After four years of the pandemic and a deep recession, large-scale urban protests, and increased violence by armed groups in rural areas, this election takes place amid intense political tension. The police severely suppressed the spring 2021 national "paro", or strike, which revealed the depth of frustrations of the people in the face poverty and inequality. This demand for social justice was not met by any major reforms during the previous mandate.
7.3 million: The number of Colombians who will require assistance in 2022 to eat enough.
Guerrillas and other armed groups associated with drug trafficking are increasing their grip on rural communities. They have increased their control with an avalanche of murders, displacements and forced recruitment. This has undermined the few achievements of 2016's peace agreement with the Revolutionary Armed Forces of Colombia.
According to the International Crisis Group (ICG), the campaign showed the right-leaning party in power and the opposition left "fighting an bitter struggle" which reflected "the deep political divide within society".
The left-wing senator Gustavo Petro (a former M-19 guerrilla convert to social democracy, ex mayor of Bogota, and veteran politician) is at the top of the polls (41%). He was able capitalize on the "change" fervor which became the emblem of his campaign. He chose Afro-Colombian Francia Martquez to be his running mate for vice-presidency at 62.
This modest chambermaid, who went on to become a feminist activist and anti-racist activist, was able to make a winning bet. She is already one of the most prominent figures in this presidential election. The duo representing the coalition of "Historical Pact", which won the March legislative elections, promises social justice, peace, green transition and the fight against "predatory economics" and "authoritarianism".
Federico Gutierrez (conservative candidate), a former mayor of Medellin, north-west, is credited with 27% vote. He claims to be a defender for "ordinary" Colombians and promises them "order, security", while denouncing the "hate speech" of a left that has always been assimilated to "communist scarecrow." The nicknamed "Fico", the one trying to capitalize on the "deep fear" that Petro has aroused among some Colombians who fear a "leap in the void" if left wins is Federico Gutierrez, a conservative candidate.

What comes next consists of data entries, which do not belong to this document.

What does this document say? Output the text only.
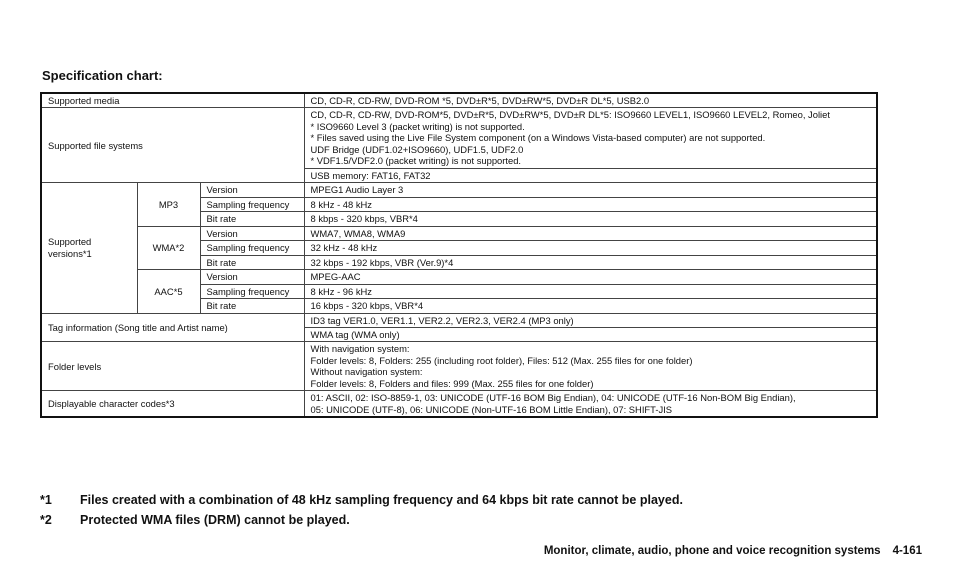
Specification chart:
Supported media			CD, CD-R, CD-RW, DVD-ROM *5, DVD±R*5, DVD±RW*5, DVD±R DL*5, USB2.0
Supported file systems			CD, CD-R, CD-RW, DVD-ROM*5, DVD±R*5, DVD±RW*5, DVD±R DL*5: ISO9660 LEVEL1, ISO9660 LEVEL2, Romeo, Joliet
* ISO9660 Level 3 (packet writing) is not supported.
* Files saved using the Live File System component (on a Windows Vista-based computer) are not supported.
UDF Bridge (UDF1.02+ISO9660), UDF1.5, UDF2.0
* VDF1.5/VDF2.0 (packet writing) is not supported.

			USB memory: FAT16, FAT32
Supported versions*1	MP3	Version	MPEG1 Audio Layer 3
		Sampling frequency	8 kHz - 48 kHz
		Bit rate	8 kbps - 320 kbps, VBR*4
	WMA*2	Version	WMA7, WMA8, WMA9
		Sampling frequency	32 kHz - 48 kHz
		Bit rate	32 kbps - 192 kbps, VBR (Ver.9)*4
	AAC*5	Version	MPEG-AAC
		Sampling frequency	8 kHz - 96 kHz
		Bit rate	16 kbps - 320 kbps, VBR*4
Tag information (Song title and Artist name)			ID3 tag VER1.0, VER1.1, VER2.2, VER2.3, VER2.4 (MP3 only)
			WMA tag (WMA only)
Folder levels			With navigation system:
Folder levels: 8, Folders: 255 (including root folder), Files: 512 (Max. 255 files for one folder)
Without navigation system:
Folder levels: 8, Folders and files: 999 (Max. 255 files for one folder)

Displayable character codes*3			01: ASCII, 02: ISO-8859-1, 03: UNICODE (UTF-16 BOM Big Endian), 04: UNICODE (UTF-16 Non-BOM Big Endian),
05: UNICODE (UTF-8), 06: UNICODE (Non-UTF-16 BOM Little Endian), 07: SHIFT-JIS
*1	Files created with a combination of 48 kHz sampling frequency and 64 kbps bit rate cannot be played.
*2	Protected WMA files (DRM) cannot be played.
Monitor, climate, audio, phone and voice recognition systems 4-161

He is being hounded by Rodolfo Hernandez (an outsider candidate) who is a 77 year-old entrepreneur and has a populist rhetoric.
The question of whether the new elected can govern, regardless of what happens in the balloting (which could see another round on June 19), will be raised. Gustavo Petro is being viewed with suspicion by elites and a part of the army. Will he be able govern? Will Gustavo Petro, the victorious "Fico", be able to control a new social discontentment?
Jorge Restrepo from the University of Javeriana, says that "Two emotions dominate the voter: The need for change (...),and distrust". Alejandro Guaviria (a centrist candidate), resigned from the race and said that it might be better to control the explosion with Petro than to place the volcano in a glass. This country needs a change.